我无法将字符串从utf8转换为gb2312。我的转换功能低于
void convert(const char *from_charset,const char *to_charset, char *inptr, char *outptr)
{
size_t inleft = strlen(inptr);
size_t outleft = inleft;
iconv_t cd; /* conversion descriptor */
if ((cd = iconv_open(to_charset, from_charset)) == (iconv_t)(-1))
{
fprintf(stderr, "Cannot open converter from %s to %s\n", from_charset, to_charset);
exit(8);
}
/* return code of iconv() */
int rc = iconv(cd, &inptr, &inleft, &outptr, &outleft);
if (rc == -1)
{
fprintf(stderr, "Error in converting characters\n");
if(errno == E2BIG)
printf("errno == E2BIG\n");
if(errno == EILSEQ)
printf("errno == EILSEQ\n");
if(errno == EINVAL)
printf("errno == EINVAL\n");
iconv_close(cd);
exit(8);
}
iconv_close(cd);
}
这是我如何使用它的一个例子:
int len = 1000;
char *result = new char[len];
convert("UTF-8", "GB2312", some_string, result);
编辑:我大部分时间都会收到E2BIG错误。
答案 0 :(得分:4)
outleft应该是输出缓冲区的大小(例如1000字节),而不是传入字符串的大小。

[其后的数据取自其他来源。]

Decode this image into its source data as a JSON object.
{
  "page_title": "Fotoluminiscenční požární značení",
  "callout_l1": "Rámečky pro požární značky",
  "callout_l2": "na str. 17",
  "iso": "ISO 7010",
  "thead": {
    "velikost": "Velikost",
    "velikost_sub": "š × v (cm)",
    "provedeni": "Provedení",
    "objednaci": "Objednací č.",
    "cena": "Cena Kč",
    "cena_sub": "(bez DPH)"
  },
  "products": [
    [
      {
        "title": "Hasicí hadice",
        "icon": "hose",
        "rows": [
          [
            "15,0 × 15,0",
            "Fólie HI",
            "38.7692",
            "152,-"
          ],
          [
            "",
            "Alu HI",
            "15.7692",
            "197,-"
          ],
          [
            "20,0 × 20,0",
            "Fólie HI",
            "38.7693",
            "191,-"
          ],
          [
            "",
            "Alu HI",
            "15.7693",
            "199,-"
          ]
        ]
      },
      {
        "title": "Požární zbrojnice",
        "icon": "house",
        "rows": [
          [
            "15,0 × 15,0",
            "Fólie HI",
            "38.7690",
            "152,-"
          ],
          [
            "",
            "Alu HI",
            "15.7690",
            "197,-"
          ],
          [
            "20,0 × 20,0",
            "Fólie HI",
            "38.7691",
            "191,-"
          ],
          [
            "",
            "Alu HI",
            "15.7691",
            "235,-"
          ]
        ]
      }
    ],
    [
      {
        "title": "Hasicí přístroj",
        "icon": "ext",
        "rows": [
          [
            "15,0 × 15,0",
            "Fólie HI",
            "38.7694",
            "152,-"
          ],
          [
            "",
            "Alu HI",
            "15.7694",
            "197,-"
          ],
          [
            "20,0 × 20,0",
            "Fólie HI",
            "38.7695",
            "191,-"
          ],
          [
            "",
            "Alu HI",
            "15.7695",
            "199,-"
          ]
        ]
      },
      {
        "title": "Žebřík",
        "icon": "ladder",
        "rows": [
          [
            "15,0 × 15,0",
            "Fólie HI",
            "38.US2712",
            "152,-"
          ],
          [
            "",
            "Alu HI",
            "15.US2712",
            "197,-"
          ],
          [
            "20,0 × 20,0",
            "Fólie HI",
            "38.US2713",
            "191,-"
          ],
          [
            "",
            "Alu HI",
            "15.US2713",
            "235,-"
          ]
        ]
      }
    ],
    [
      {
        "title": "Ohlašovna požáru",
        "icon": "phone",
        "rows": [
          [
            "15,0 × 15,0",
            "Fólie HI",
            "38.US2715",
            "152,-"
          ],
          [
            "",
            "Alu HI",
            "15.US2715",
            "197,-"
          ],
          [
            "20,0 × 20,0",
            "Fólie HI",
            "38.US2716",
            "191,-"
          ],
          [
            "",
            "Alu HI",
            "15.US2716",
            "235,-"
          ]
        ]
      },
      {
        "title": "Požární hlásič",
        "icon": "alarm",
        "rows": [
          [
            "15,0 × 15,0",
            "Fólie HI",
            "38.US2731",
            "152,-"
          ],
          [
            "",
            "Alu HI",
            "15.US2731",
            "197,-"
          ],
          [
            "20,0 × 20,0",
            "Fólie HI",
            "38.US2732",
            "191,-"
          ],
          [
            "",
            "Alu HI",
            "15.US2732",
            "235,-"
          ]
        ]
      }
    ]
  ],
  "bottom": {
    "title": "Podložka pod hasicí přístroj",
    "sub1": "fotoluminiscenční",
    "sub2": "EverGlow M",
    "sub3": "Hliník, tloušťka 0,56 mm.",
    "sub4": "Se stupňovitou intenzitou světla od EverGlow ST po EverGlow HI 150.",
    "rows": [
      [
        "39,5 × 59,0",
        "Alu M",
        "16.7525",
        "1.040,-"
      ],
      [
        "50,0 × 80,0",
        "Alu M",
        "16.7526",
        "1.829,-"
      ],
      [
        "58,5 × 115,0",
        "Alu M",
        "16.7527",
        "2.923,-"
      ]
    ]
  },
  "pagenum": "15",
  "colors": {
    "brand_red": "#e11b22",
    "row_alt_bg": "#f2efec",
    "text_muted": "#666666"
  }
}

转换时,字符串长度通常会在此过程中发生变化,您无法知道它之后会持续多长时间。 E2BIG意味着输出缓冲区不够大,在这种情况下你需要给它更多的输出缓冲区空间(注意它已经转换了一些数据并相应地调整了传递给它的四个变量)。
答案 1 :(得分:2)
正如其他人所说,E2BIG意味着输出缓冲区不足以进行转换,并且您使用了错误的值来进行转移。
但我也注意到你的功能还有其他一些问题。也就是说,通过函数的工作方式,调用者无法知道输出字符串中有多少字节。你的convert()函数既不会终止输出缓冲区,也不会告诉调用者它写入outptr的字节数。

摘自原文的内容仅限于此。